Image Style Transfer Using Convolutional Neural Networks

This paper introduced neural style transfer. It uses a VGGNet pre-trained on the ImageNet dataset for the purpose. The key idea is to be able to separate content and style from the representations of the network. Once that is done, a new image is synthesized from white noise where two different kind of losses are minimized - a style loss between the style image and the hybrid image, and a content loss between the content image and the hybrid image.


Since the VGGNet was originally trained for object classification, the layers towards the end of the network should have enough information to be able to recognise the object while still being invariant to its lower level features like position, style, etc. Therefore, we use the higher layers for the purposes of extracting content from the image, and the lower layers for the purposes of capturing the style of the image. This intuition is formalised in the way the losses are calculated.

Content Loss

The representation of every image $\vec{x}$ in each layer $l$ of a CNN can be encoded by the feature response $F^l$ to the layer. Therefore, for the hybrid image $\vec{x}$ to be able to match the content of the original image $\vec{p}$, their respective feature representations $F^l$ and $P^l$ should be similar. This gives rise to the content loss, which is simply the squared error loss between the two. Note that $F^l \in \mathbb{R}^{N_l \times M_l}$ where $F_{ij}^{l}$ is the activation of the $i$th filter at the $j$th position in layer $l$ with $N_l$ distinct features each of size $M_l$

\[L_{content} (\vec{p}, \vec{x}, l) = \frac{1}{2} \sum_{i, j} (F_{ij}^l - P_{ij}^l)\]

Style Loss

To capture the style of an image, we might just want to capture the feature responses from the lower layers of the image. But note that those layers also contain spatial information about the content of the image which are later used by the higher layers of the network. Therefore, there is a need to decouple that information from the style of the image. To do so, we use a matrix of feature correlations built on top of the feature responses of each layer in the CNN. The feature correlations are given by something called as the Gram matrix $G^l \in \mathbb{R}^{N_l \times N_l}$, where $G_{ij}^l$ is the inner product between the feature maps $i$ and $j$ in layer $l$.

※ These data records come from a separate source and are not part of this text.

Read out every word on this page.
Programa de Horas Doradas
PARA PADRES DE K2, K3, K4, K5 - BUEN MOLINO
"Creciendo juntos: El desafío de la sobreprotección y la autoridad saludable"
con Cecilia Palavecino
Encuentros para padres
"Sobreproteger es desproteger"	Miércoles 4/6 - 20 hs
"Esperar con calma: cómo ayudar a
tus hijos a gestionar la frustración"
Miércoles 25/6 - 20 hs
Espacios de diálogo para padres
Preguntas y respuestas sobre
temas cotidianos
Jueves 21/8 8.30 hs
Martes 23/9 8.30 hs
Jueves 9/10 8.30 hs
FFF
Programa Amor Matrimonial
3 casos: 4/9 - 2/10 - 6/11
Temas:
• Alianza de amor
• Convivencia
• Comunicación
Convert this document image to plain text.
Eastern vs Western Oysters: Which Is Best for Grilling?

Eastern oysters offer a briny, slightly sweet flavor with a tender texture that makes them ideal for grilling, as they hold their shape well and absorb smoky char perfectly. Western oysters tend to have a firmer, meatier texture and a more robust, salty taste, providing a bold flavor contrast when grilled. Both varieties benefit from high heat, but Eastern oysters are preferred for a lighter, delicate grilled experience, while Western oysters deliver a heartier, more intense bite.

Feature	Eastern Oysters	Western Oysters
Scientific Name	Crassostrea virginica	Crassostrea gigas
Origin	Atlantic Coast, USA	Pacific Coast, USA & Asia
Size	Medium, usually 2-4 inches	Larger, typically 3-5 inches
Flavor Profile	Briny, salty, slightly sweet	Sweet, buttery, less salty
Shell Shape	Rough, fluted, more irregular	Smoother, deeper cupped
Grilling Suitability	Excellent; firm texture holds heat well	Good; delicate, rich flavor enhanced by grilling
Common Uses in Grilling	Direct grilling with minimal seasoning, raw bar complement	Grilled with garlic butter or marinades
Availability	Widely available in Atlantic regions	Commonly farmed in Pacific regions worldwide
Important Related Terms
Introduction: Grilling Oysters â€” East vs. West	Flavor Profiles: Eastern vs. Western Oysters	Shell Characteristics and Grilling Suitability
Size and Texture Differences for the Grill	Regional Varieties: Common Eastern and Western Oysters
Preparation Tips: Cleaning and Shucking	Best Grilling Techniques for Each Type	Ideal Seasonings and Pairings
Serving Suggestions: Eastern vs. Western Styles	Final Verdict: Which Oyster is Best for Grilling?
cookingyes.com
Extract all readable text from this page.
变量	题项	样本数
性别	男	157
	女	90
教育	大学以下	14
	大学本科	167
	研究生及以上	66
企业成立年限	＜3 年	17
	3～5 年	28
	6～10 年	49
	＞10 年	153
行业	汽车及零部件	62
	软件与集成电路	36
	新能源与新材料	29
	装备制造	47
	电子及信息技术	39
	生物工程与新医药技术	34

\[G_{ij}^l = \sum_k F_{ik}^l F_{jk}^l\]

If $\vec{a}$ and $\vec{x}$ are the style image and the hybrid image respectively, then just like the content loss, we want the gram matrix of the style image $A^l$ to be as close as possible to the gram matrix of the hybrid image $G^l$. The style loss $E_l$ for every layer $l$ of the network is then defined as the squared loss between the two gram matrices. The total style loss is the weighted sum of the individual layer losses $E_l$ where $w_l$ are the weighing factors described separately in the paper.

\[L_{style} (\vec{a}, \vec{x}) = \sum_{l=0}^{L} w_l E_l \hspace{2cm} E_l = \frac{1}{4 N_l^2 M_l^2} \sum_{i,j} (G_{ij}^l - A_{ij}^l)^2\]

The total loss $L_{total}$ is the weighted sum of the content and style losses with weights $\alpha$ and $\beta$ respectively.

\[L_{total} (\vec{p}, \vec{a}, \vec{x}) = \alpha L_{content} (\vec{p}, \vec{x}) + \beta L_{style} (\vec{a}, \vec{x})\]